According to CoreLogic, the increase in refinancing transactions combined with a decrease in purchases of investment property reduced the risk of fraud in mortgage applications to a decade ago in the second quarter.
The mortgage fraud risk index was 102 in the second quarter, down 8.7% from 112 in the first quarter and 22.6% from a year ago when the index was 132.
CoreLogic created the index at 100 in the third quarter of 2010. Since then, the index has been below 110 three times: in the first and second quarters of 2015 and in the third quarter of 2016.
"We continue to see a slightly higher risk with conventional purchases and a much greater risk in the investment buying segment this quarter, but the lower refinancing risks and high refinancing volume keep the national index low," CoreLogic said in its report. "While the risk of buying assets has increased, the relative volume has decreased. Many lenders are tightening credit parameters due to the uncertain economy."

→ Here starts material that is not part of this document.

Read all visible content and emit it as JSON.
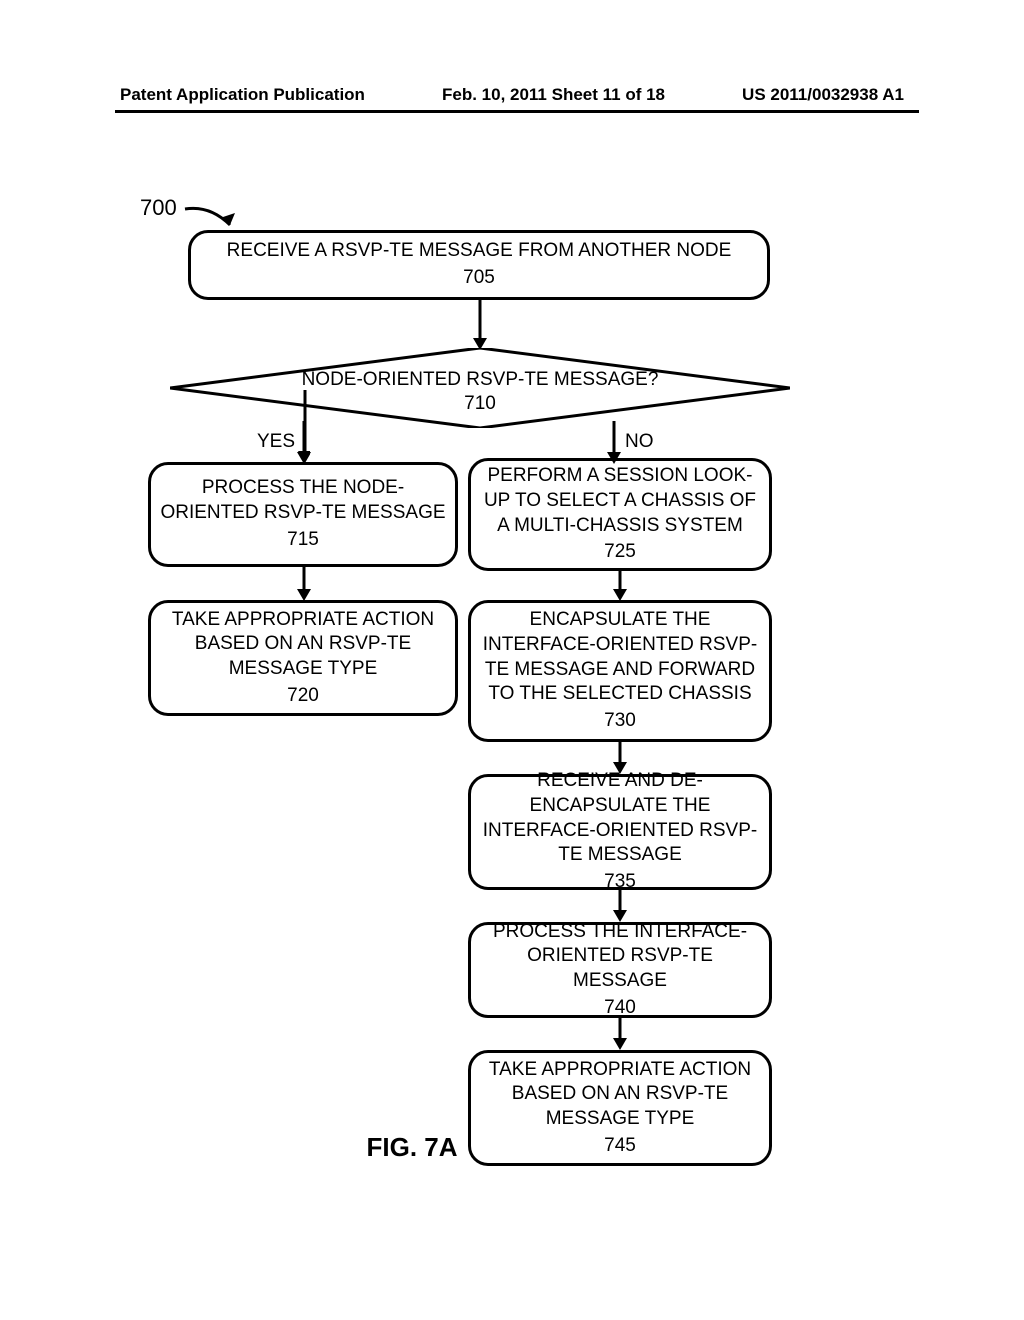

This is reflected in the percentage of investment purchase requests, which was the lowest in the quarter at 0.9% since CoreLogic created the index.
Florida remains a hot bed of fraud risk for mortgage applications. Of the 15 metropolitan areas with the highest index values, eight are in Florida. The Miami-Fort Lauderdale-West Palm Beach area still leads the nation with the highest index value of 196, a 10% decrease from 216 in the first quarter.
Las Vegas ranks second with a 2% increase in fraud risk compared to the first quarter, while Orlando, Florida ranks third with a 5% decrease and New York fourth with an 11% decrease.
In the Daytona Beach, Florida region, the risk of fraud was down 21%, ranking fifth on the list compared to the second in the first quarter.
Springfield, Massachusetts saw the largest increase in fraud risk, at 37%, and ranked ninth in the quarter at 152, compared to 111 in the first quarter.